Aurora

Viorel doesn't have much to say. He negotiates daily life in bleak wintertime Bucharest with dispassion and an obscure anger. But when it becomes apparent he is planning a murder, his stale and predictable world gets recast in a new and mysterious light. Romanian filmmaker Cristi Puiu (The Death of Mr. Lazarescu) destroys all notions of crime as entertainment in this painstakingly realistic anatomy of a murder, delivering a chilling character study of an ordinary person driven to kill. Puiu's post-Communist Bucharest is a city on the edge in a suddenly capitalist country where people dream of self-sufficiency while fearing a deep plunge into poverty. Amid the unstable economy, relationships are fractured. At the heart of Viorel's discontent lie a failed marriage and his increasingly distant relationship with his two daughters. Playing protagonist Viorel himself, Puiu presents an intelligent, literate, and penetrating reinvention of the traditional murder drama. Meanwhile, as in his acclaimed The Death of Mr.
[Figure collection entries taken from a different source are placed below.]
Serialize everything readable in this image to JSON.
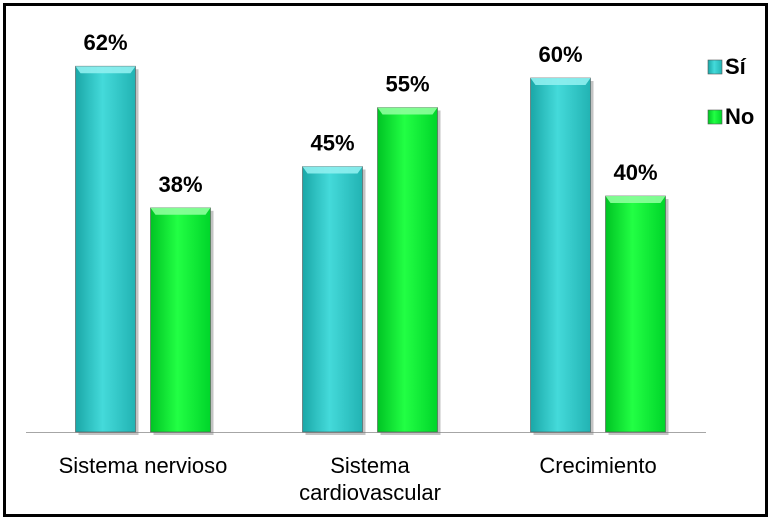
{
  "chart_data": {
    "type": "bar",
    "categories": [
      [
        "Sistema nervioso"
      ],
      [
        "Sistema",
        "cardiovascular"
      ],
      [
        "Crecimiento"
      ]
    ],
    "series": [
      {
        "name": "Sí",
        "values": [
          62,
          45,
          60
        ],
        "labels": [
          "62%",
          "45%",
          "60%"
        ],
        "color": "#33CCCC"
      },
      {
        "name": "No",
        "values": [
          38,
          55,
          40
        ],
        "labels": [
          "38%",
          "55%",
          "40%"
        ],
        "color": "#00EE33"
      }
    ],
    "ylim": [
      0,
      70
    ],
    "grid": false,
    "legend": "top-right"
  }
}
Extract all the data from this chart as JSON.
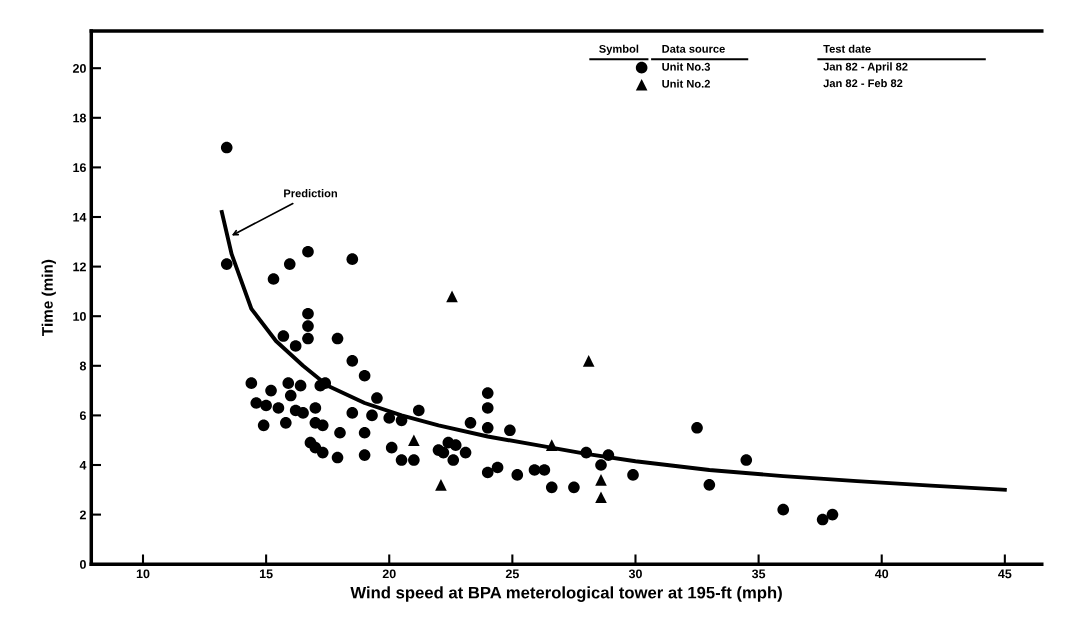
{
  "chart_data": {
    "type": "scatter",
    "xlabel": "Wind speed at BPA meterological tower at 195-ft (mph)",
    "ylabel": "Time (min)",
    "xlim": [
      7.9,
      46.5
    ],
    "ylim": [
      0,
      21.5
    ],
    "xticks": [
      10,
      15,
      20,
      25,
      30,
      35,
      40,
      45
    ],
    "yticks": [
      0,
      2,
      4,
      6,
      8,
      10,
      12,
      14,
      16,
      18,
      20
    ],
    "grid": false,
    "legend": "top right",
    "annotations": [
      "Symbol",
      "Data source",
      "Test date",
      "Jan 82 - April 82",
      "Jan 82 - Feb 82",
      {
        "text": "Prediction",
        "x": 13.5,
        "y": 13.2
      }
    ],
    "series": [
      {
        "name": "Unit No.3",
        "color": "#000000",
        "marker": "circle",
        "x": [
          13.4,
          13.4,
          15.96,
          16.7,
          18.5,
          15.3,
          16.7,
          16.7,
          16.7,
          15.7,
          16.2,
          17.9,
          18.5,
          19.0,
          14.4,
          15.2,
          15.9,
          16.4,
          17.2,
          17.4,
          16.0,
          14.6,
          15.0,
          15.5,
          16.2,
          16.5,
          17.0,
          18.5,
          19.5,
          19.3,
          20.0,
          20.5,
          21.2,
          23.3,
          14.9,
          15.8,
          17.0,
          17.3,
          18.0,
          19.0,
          16.8,
          17.0,
          17.3,
          17.9,
          19.0,
          20.1,
          20.5,
          21.0,
          22.0,
          22.4,
          22.7,
          23.1,
          22.6,
          22.2,
          24.0,
          24.0,
          24.0,
          24.9,
          28.0,
          28.9,
          28.6,
          24.0,
          24.4,
          25.2,
          25.9,
          26.3,
          26.6,
          27.5,
          29.9,
          32.5,
          34.5,
          33.0,
          36.0,
          37.6,
          38.0
        ],
        "values": [
          16.8,
          12.1,
          12.1,
          12.6,
          12.3,
          11.5,
          10.1,
          9.6,
          9.1,
          9.2,
          8.8,
          9.1,
          8.2,
          7.6,
          7.3,
          7.0,
          7.3,
          7.2,
          7.2,
          7.3,
          6.8,
          6.5,
          6.4,
          6.3,
          6.2,
          6.1,
          6.3,
          6.1,
          6.7,
          6.0,
          5.9,
          5.8,
          6.2,
          5.7,
          5.6,
          5.7,
          5.7,
          5.6,
          5.3,
          5.3,
          4.9,
          4.7,
          4.5,
          4.3,
          4.4,
          4.7,
          4.2,
          4.2,
          4.6,
          4.9,
          4.8,
          4.5,
          4.2,
          4.5,
          6.9,
          6.3,
          5.5,
          5.4,
          4.5,
          4.4,
          4.0,
          3.7,
          3.9,
          3.6,
          3.8,
          3.8,
          3.1,
          3.1,
          3.6,
          5.5,
          4.2,
          3.2,
          2.2,
          1.8,
          2.0
        ]
      },
      {
        "name": "Unit No.2",
        "color": "#000000",
        "marker": "triangle",
        "x": [
          22.55,
          28.1,
          21.0,
          22.1,
          26.6,
          28.6,
          28.6
        ],
        "values": [
          10.8,
          8.2,
          5.0,
          3.2,
          4.8,
          3.4,
          2.7
        ]
      },
      {
        "type": "line",
        "color": "#000000",
        "marker": "none",
        "x": [
          13.2,
          13.6,
          14.4,
          15.4,
          16.5,
          17.5,
          19,
          20.5,
          22,
          24,
          26,
          28,
          30,
          33,
          36,
          39,
          42,
          45
        ],
        "values": [
          14.2,
          12.5,
          10.3,
          9.0,
          8.0,
          7.2,
          6.5,
          6.0,
          5.6,
          5.15,
          4.8,
          4.45,
          4.15,
          3.8,
          3.55,
          3.35,
          3.17,
          3.0
        ]
      }
    ]
  }
}
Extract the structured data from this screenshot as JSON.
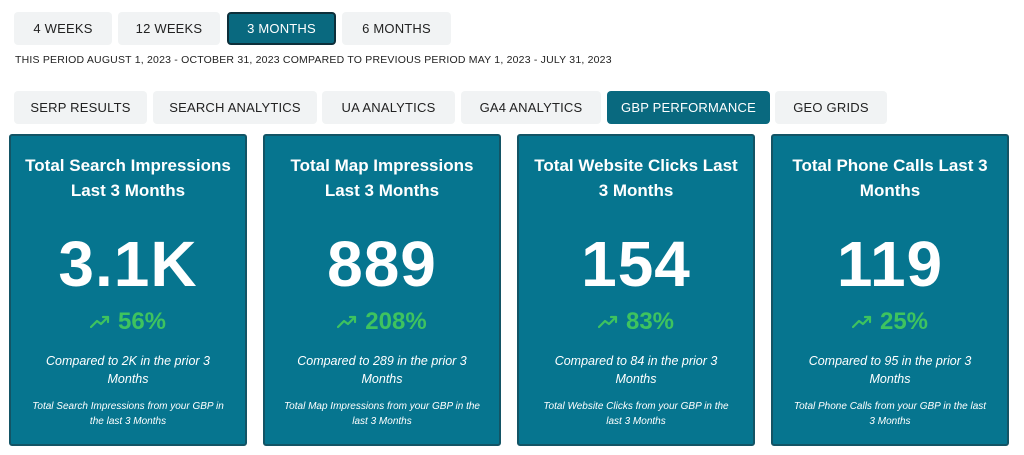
{
  "ranges": [
    {
      "label": "4 WEEKS",
      "active": false
    },
    {
      "label": "12 WEEKS",
      "active": false
    },
    {
      "label": "3 MONTHS",
      "active": true
    },
    {
      "label": "6 MONTHS",
      "active": false
    }
  ],
  "period_text": "THIS PERIOD AUGUST 1, 2023 - OCTOBER 31, 2023 COMPARED TO PREVIOUS PERIOD MAY 1, 2023 - JULY 31, 2023",
  "tabs": [
    {
      "label": "SERP RESULTS",
      "active": false
    },
    {
      "label": "SEARCH ANALYTICS",
      "active": false
    },
    {
      "label": "UA ANALYTICS",
      "active": false
    },
    {
      "label": "GA4 ANALYTICS",
      "active": false
    },
    {
      "label": "GBP PERFORMANCE",
      "active": true
    },
    {
      "label": "GEO GRIDS",
      "active": false
    }
  ],
  "cards": [
    {
      "title": "Total Search Impressions Last 3 Months",
      "value": "3.1K",
      "change": "56%",
      "compare": "Compared to 2K in the prior 3 Months",
      "note": "Total Search Impressions from your GBP in the last 3 Months"
    },
    {
      "title": "Total Map Impressions Last 3 Months",
      "value": "889",
      "change": "208%",
      "compare": "Compared to 289 in the prior 3 Months",
      "note": "Total Map Impressions from your GBP in the last 3 Months"
    },
    {
      "title": "Total Website Clicks Last 3 Months",
      "value": "154",
      "change": "83%",
      "compare": "Compared to 84 in the prior 3 Months",
      "note": "Total Website Clicks from your GBP in the last 3 Months"
    },
    {
      "title": "Total Phone Calls Last 3 Months",
      "value": "119",
      "change": "25%",
      "compare": "Compared to 95 in the prior 3 Months",
      "note": "Total Phone Calls from your GBP in the last 3 Months"
    }
  ],
  "colors": {
    "card_bg": "#06758f",
    "active_bg": "#09697f",
    "increase": "#3ec35f"
  },
  "icons": {
    "trend": "trending-up-icon"
  }
}
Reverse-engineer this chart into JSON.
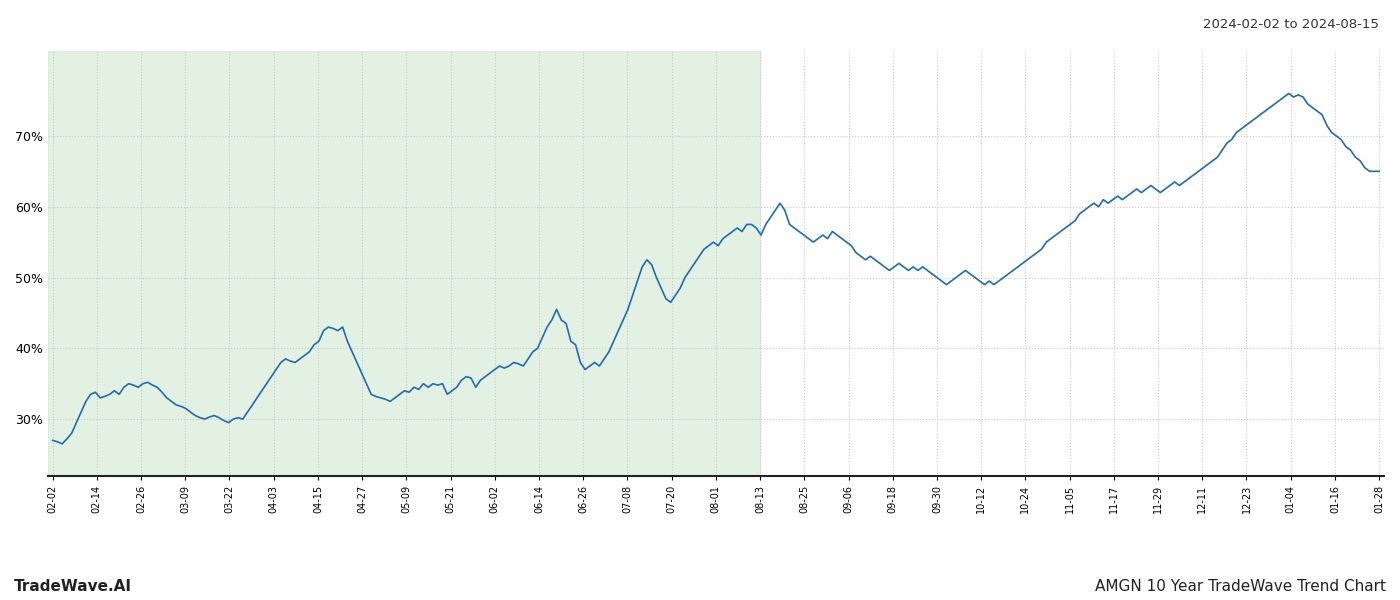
{
  "title_top_right": "2024-02-02 to 2024-08-15",
  "bottom_left": "TradeWave.AI",
  "bottom_right": "AMGN 10 Year TradeWave Trend Chart",
  "line_color": "#1f6cb0",
  "line_width": 1.2,
  "bg_color": "#ffffff",
  "grid_color": "#c8c8c8",
  "grid_style": "dotted",
  "shaded_region_color": "#d4ead4",
  "shaded_region_alpha": 0.65,
  "ylim_min": 22,
  "ylim_max": 82,
  "yticks": [
    30,
    40,
    50,
    60,
    70
  ],
  "xtick_labels": [
    "02-02",
    "02-14",
    "02-26",
    "03-09",
    "03-22",
    "04-03",
    "04-15",
    "04-27",
    "05-09",
    "05-21",
    "06-02",
    "06-14",
    "06-26",
    "07-08",
    "07-20",
    "08-01",
    "08-13",
    "08-25",
    "09-06",
    "09-18",
    "09-30",
    "10-12",
    "10-24",
    "11-05",
    "11-17",
    "11-29",
    "12-11",
    "12-23",
    "01-04",
    "01-16",
    "01-28"
  ],
  "shade_end_label": "08-13",
  "data_y": [
    27.0,
    26.8,
    26.5,
    27.2,
    28.0,
    29.5,
    31.0,
    32.5,
    33.5,
    33.8,
    33.0,
    33.2,
    33.5,
    34.0,
    33.5,
    34.5,
    35.0,
    34.8,
    34.5,
    35.0,
    35.2,
    34.8,
    34.5,
    33.8,
    33.0,
    32.5,
    32.0,
    31.8,
    31.5,
    31.0,
    30.5,
    30.2,
    30.0,
    30.3,
    30.5,
    30.2,
    29.8,
    29.5,
    30.0,
    30.2,
    30.0,
    31.0,
    32.0,
    33.0,
    34.0,
    35.0,
    36.0,
    37.0,
    38.0,
    38.5,
    38.2,
    38.0,
    38.5,
    39.0,
    39.5,
    40.5,
    41.0,
    42.5,
    43.0,
    42.8,
    42.5,
    43.0,
    41.0,
    39.5,
    38.0,
    36.5,
    35.0,
    33.5,
    33.2,
    33.0,
    32.8,
    32.5,
    33.0,
    33.5,
    34.0,
    33.8,
    34.5,
    34.2,
    35.0,
    34.5,
    35.0,
    34.8,
    35.0,
    33.5,
    34.0,
    34.5,
    35.5,
    36.0,
    35.8,
    34.5,
    35.5,
    36.0,
    36.5,
    37.0,
    37.5,
    37.2,
    37.5,
    38.0,
    37.8,
    37.5,
    38.5,
    39.5,
    40.0,
    41.5,
    43.0,
    44.0,
    45.5,
    44.0,
    43.5,
    41.0,
    40.5,
    38.0,
    37.0,
    37.5,
    38.0,
    37.5,
    38.5,
    39.5,
    41.0,
    42.5,
    44.0,
    45.5,
    47.5,
    49.5,
    51.5,
    52.5,
    51.8,
    50.0,
    48.5,
    47.0,
    46.5,
    47.5,
    48.5,
    50.0,
    51.0,
    52.0,
    53.0,
    54.0,
    54.5,
    55.0,
    54.5,
    55.5,
    56.0,
    56.5,
    57.0,
    56.5,
    57.5,
    57.5,
    57.0,
    56.0,
    57.5,
    58.5,
    59.5,
    60.5,
    59.5,
    57.5,
    57.0,
    56.5,
    56.0,
    55.5,
    55.0,
    55.5,
    56.0,
    55.5,
    56.5,
    56.0,
    55.5,
    55.0,
    54.5,
    53.5,
    53.0,
    52.5,
    53.0,
    52.5,
    52.0,
    51.5,
    51.0,
    51.5,
    52.0,
    51.5,
    51.0,
    51.5,
    51.0,
    51.5,
    51.0,
    50.5,
    50.0,
    49.5,
    49.0,
    49.5,
    50.0,
    50.5,
    51.0,
    50.5,
    50.0,
    49.5,
    49.0,
    49.5,
    49.0,
    49.5,
    50.0,
    50.5,
    51.0,
    51.5,
    52.0,
    52.5,
    53.0,
    53.5,
    54.0,
    55.0,
    55.5,
    56.0,
    56.5,
    57.0,
    57.5,
    58.0,
    59.0,
    59.5,
    60.0,
    60.5,
    60.0,
    61.0,
    60.5,
    61.0,
    61.5,
    61.0,
    61.5,
    62.0,
    62.5,
    62.0,
    62.5,
    63.0,
    62.5,
    62.0,
    62.5,
    63.0,
    63.5,
    63.0,
    63.5,
    64.0,
    64.5,
    65.0,
    65.5,
    66.0,
    66.5,
    67.0,
    68.0,
    69.0,
    69.5,
    70.5,
    71.0,
    71.5,
    72.0,
    72.5,
    73.0,
    73.5,
    74.0,
    74.5,
    75.0,
    75.5,
    76.0,
    75.5,
    75.8,
    75.5,
    74.5,
    74.0,
    73.5,
    73.0,
    71.5,
    70.5,
    70.0,
    69.5,
    68.5,
    68.0,
    67.0,
    66.5,
    65.5,
    65.0,
    65.0,
    65.0
  ]
}
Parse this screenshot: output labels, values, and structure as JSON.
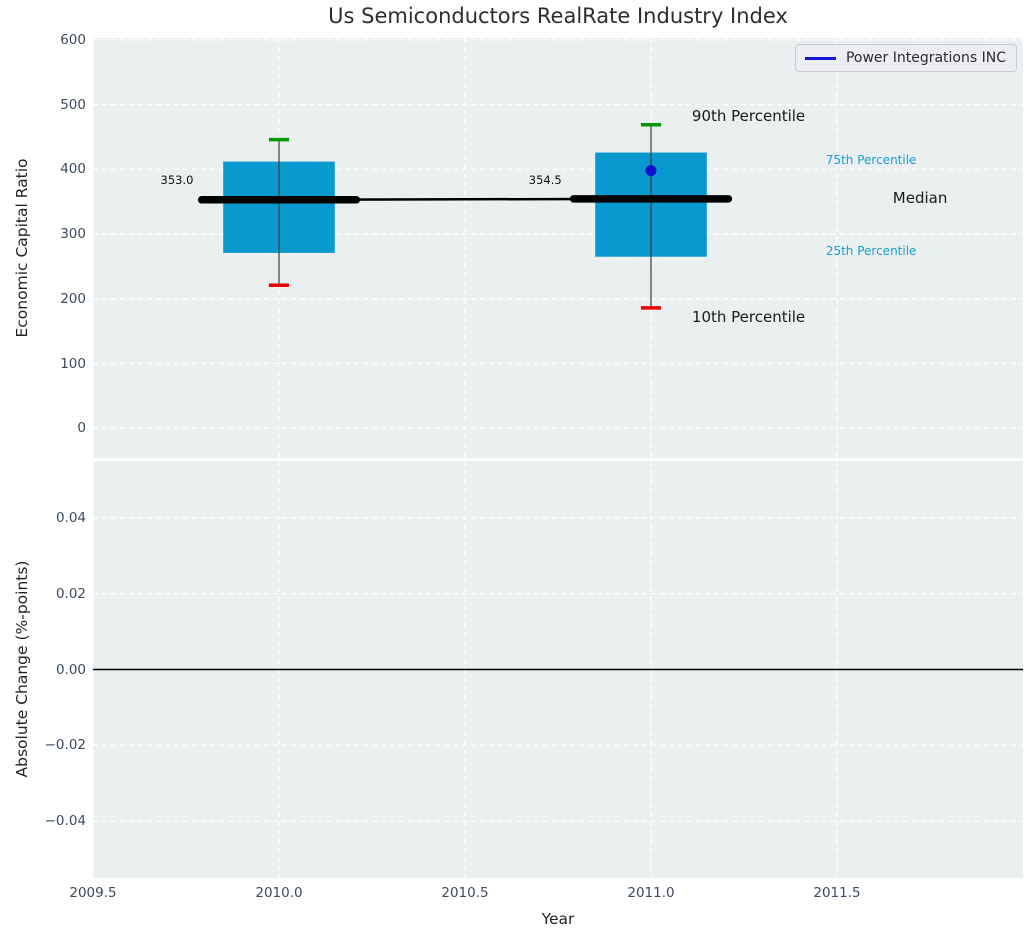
{
  "title": "Us Semiconductors RealRate Industry Index",
  "legend": {
    "label": "Power Integrations INC"
  },
  "colors": {
    "figure_bg": "#ffffff",
    "plot_bg": "#eaefef",
    "grid": "#ffffff",
    "box_fill": "#0899ce",
    "median_line": "#000000",
    "whisker": "#3d3d3d",
    "p90_cap": "#009a00",
    "p10_cap": "#ed0000",
    "company_line": "#1414dd",
    "company_dot": "#0f0fcf",
    "tick_label": "#3c4b5d",
    "axis_label": "#242424",
    "annotation_dark": "#1a1a1a",
    "annotation_cyan": "#189fd4",
    "zero_line": "#000000"
  },
  "chart_data": [
    {
      "type": "boxplot",
      "ylabel": "Economic Capital Ratio",
      "xlim": [
        2009.5,
        2012.0
      ],
      "ylim": [
        -46,
        603
      ],
      "xticks": {
        "values": [
          2009.5,
          2010.0,
          2010.5,
          2011.0,
          2011.5
        ],
        "labels": [
          "2009.5",
          "2010.0",
          "2010.5",
          "2011.0",
          "2011.5"
        ]
      },
      "show_xtick_labels": false,
      "yticks": {
        "values": [
          0,
          100,
          200,
          300,
          400,
          500,
          600
        ],
        "labels": [
          "0",
          "100",
          "200",
          "300",
          "400",
          "500",
          "600"
        ]
      },
      "grid": true,
      "legend_position": "upper right",
      "boxes": [
        {
          "x": 2010.0,
          "box_halfwidth": 0.15,
          "cap_halfwidth": 0.027,
          "median_halfwidth": 0.208,
          "p10": 221,
          "p25": 271,
          "median": 353.0,
          "p75": 412,
          "p90": 446,
          "median_label": "353.0",
          "label_x": 2009.77,
          "label_y": 383
        },
        {
          "x": 2011.0,
          "box_halfwidth": 0.15,
          "cap_halfwidth": 0.027,
          "median_halfwidth": 0.208,
          "p10": 186,
          "p25": 265,
          "median": 354.5,
          "p75": 426,
          "p90": 469,
          "median_label": "354.5",
          "label_x": 2010.76,
          "label_y": 384
        }
      ],
      "median_trend": [
        [
          2010.0,
          353.0
        ],
        [
          2011.0,
          354.5
        ]
      ],
      "series": [
        {
          "name": "Power Integrations INC",
          "points": [
            {
              "x": 2011.0,
              "y": 398
            }
          ]
        }
      ],
      "annotations": [
        {
          "text": "90th Percentile",
          "x": 2011.11,
          "y": 483,
          "color": "#1a1a1a",
          "size": 15,
          "align": "left"
        },
        {
          "text": "75th Percentile",
          "x": 2011.47,
          "y": 414,
          "color": "#189fd4",
          "size": 12,
          "align": "left"
        },
        {
          "text": "Median",
          "x": 2011.65,
          "y": 356,
          "color": "#1a1a1a",
          "size": 15,
          "align": "left"
        },
        {
          "text": "25th Percentile",
          "x": 2011.47,
          "y": 274,
          "color": "#189fd4",
          "size": 12,
          "align": "left"
        },
        {
          "text": "10th Percentile",
          "x": 2011.11,
          "y": 172,
          "color": "#1a1a1a",
          "size": 15,
          "align": "left"
        },
        {
          "text": "353.0",
          "x": 2009.77,
          "y": 383,
          "color": "#111111",
          "size": 11.5,
          "align": "right"
        },
        {
          "text": "354.5",
          "x": 2010.76,
          "y": 384,
          "color": "#111111",
          "size": 11.5,
          "align": "right"
        }
      ]
    },
    {
      "type": "line",
      "ylabel": "Absolute Change (%-points)",
      "xlabel": "Year",
      "xlim": [
        2009.5,
        2012.0
      ],
      "ylim": [
        -0.055,
        0.055
      ],
      "xticks": {
        "values": [
          2009.5,
          2010.0,
          2010.5,
          2011.0,
          2011.5
        ],
        "labels": [
          "2009.5",
          "2010.0",
          "2010.5",
          "2011.0",
          "2011.5"
        ]
      },
      "show_xtick_labels": true,
      "yticks": {
        "values": [
          0.04,
          0.02,
          0.0,
          -0.02,
          -0.04
        ],
        "labels": [
          "0.04",
          "0.02",
          "0.00",
          "−0.02",
          "−0.04"
        ]
      },
      "grid": true,
      "zero_line": 0.0
    }
  ]
}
Lazarescu (2005), black comedy creeps into unlikely places: Intending to clean and test his gun, Viorel instead weathers a crew of redecorators, a neighboring dysfunctional family and the unannounced intrusion of his own mother and her new partner, a man Viorel despises. A onetime student of classic film noir, Puiu's realist noir subtracts the romance and keeps the doom. The result is an unflinching and haunting investigation of what compels a person to commit the ultimate act.